I await the production of the business case for a new port in Port William. If the case is negative or not adequately made then the new Assembly will have to revisit the question' While I have no problem with temporary facilities in Stanley Harbour I sympathise with those who fear that temporary can easily become permanent- I would also argue for a review of our planning processes which may not be sufficiently robust to handle issues arising from oil production. While we want to enable that development to go ahead it must not be at the cost of our environment and quality of life.
Environmental protection is not just an issue for oil related developers who would have to adhere to high environmental standards and efficient waste management" Our waste management, as alluded to in my comment on capital projects, would not stand up to proper scrutiny. We also need to take a critical look at many of our activities. The lack of coherent management of public land like Stanley Common and in particular Cape Pembroke leaves us open to justifiable criticism. This land belongs to all of us so we share responsibility to care for it and pass it unspoiled to new generations.
FIG departments including PWO, Mineral Resources, Education and Medical will be stretched to meet extra demand and the next Assembly will have to address this urgently if services are not to suffer. Education is making good progress but the UK system into which our students go for further and higher studies is failing in some areas and should be used selectively. I watch developments there with great interest because we want our young people to gain qualifications that mean something.
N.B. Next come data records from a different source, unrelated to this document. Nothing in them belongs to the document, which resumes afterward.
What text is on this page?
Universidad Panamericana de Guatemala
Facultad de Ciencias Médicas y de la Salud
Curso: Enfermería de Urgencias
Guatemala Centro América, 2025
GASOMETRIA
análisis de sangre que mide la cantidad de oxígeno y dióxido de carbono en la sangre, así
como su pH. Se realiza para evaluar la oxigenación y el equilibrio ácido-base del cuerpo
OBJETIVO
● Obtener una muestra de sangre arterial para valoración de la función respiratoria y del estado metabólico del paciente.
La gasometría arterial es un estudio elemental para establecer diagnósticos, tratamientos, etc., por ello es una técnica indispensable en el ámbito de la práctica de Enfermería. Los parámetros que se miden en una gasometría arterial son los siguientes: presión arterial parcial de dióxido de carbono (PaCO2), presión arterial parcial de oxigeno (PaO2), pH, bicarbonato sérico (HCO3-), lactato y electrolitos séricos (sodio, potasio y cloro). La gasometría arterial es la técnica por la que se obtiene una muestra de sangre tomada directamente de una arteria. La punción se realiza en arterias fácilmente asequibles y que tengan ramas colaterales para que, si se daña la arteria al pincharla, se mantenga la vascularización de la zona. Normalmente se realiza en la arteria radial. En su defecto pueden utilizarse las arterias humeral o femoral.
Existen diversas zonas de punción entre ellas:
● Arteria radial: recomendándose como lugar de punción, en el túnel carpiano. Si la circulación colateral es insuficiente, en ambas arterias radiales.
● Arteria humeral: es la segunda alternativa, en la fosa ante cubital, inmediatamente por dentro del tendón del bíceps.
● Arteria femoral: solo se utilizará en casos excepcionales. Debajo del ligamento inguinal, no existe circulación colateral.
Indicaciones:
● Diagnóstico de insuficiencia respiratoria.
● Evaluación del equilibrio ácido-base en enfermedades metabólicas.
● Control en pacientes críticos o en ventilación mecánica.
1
Every time we increase the range of courses available to cover all abilities we increase staff and accommodation requirements but cannot afford not to do so.
The immigration review consultation results will be reported to the new Assembly and they will have to carefully scrutinise those recommendations before any are implemented. I want to see any new legislation include the requirement for stringent checks on all aspects of it, for example decent wages and accommodation. Related to this the minimum wage legislation is due to come into effect in December and I want to see an early review to ensure that it is set at a realistic figure. Some work is under way to calculate a living wage and I would expect that to influence the process.
I maintain a keen interest in all aspects of government and if elected will have an open mind regarding portfolios until all new members have had a chance to discuss them. I make no rash promises but if elected undertake to work hard and listen to the electorate taking account of views expressed when making decisions- Although of pensionable age I believe if elected I am able to represent Islanders of all ages and I am happy to hear from anyone who has questions or views they wish to put to me. My phone number is 2L372 and if at home I always answer calls, if I am not home leave a message and I will get back to you.
Alternatively e-mail me email@example.com
Thank you for taking time to listen to this. Please use at least some of your votes on the 7h of November to demonstrate our lively democracy.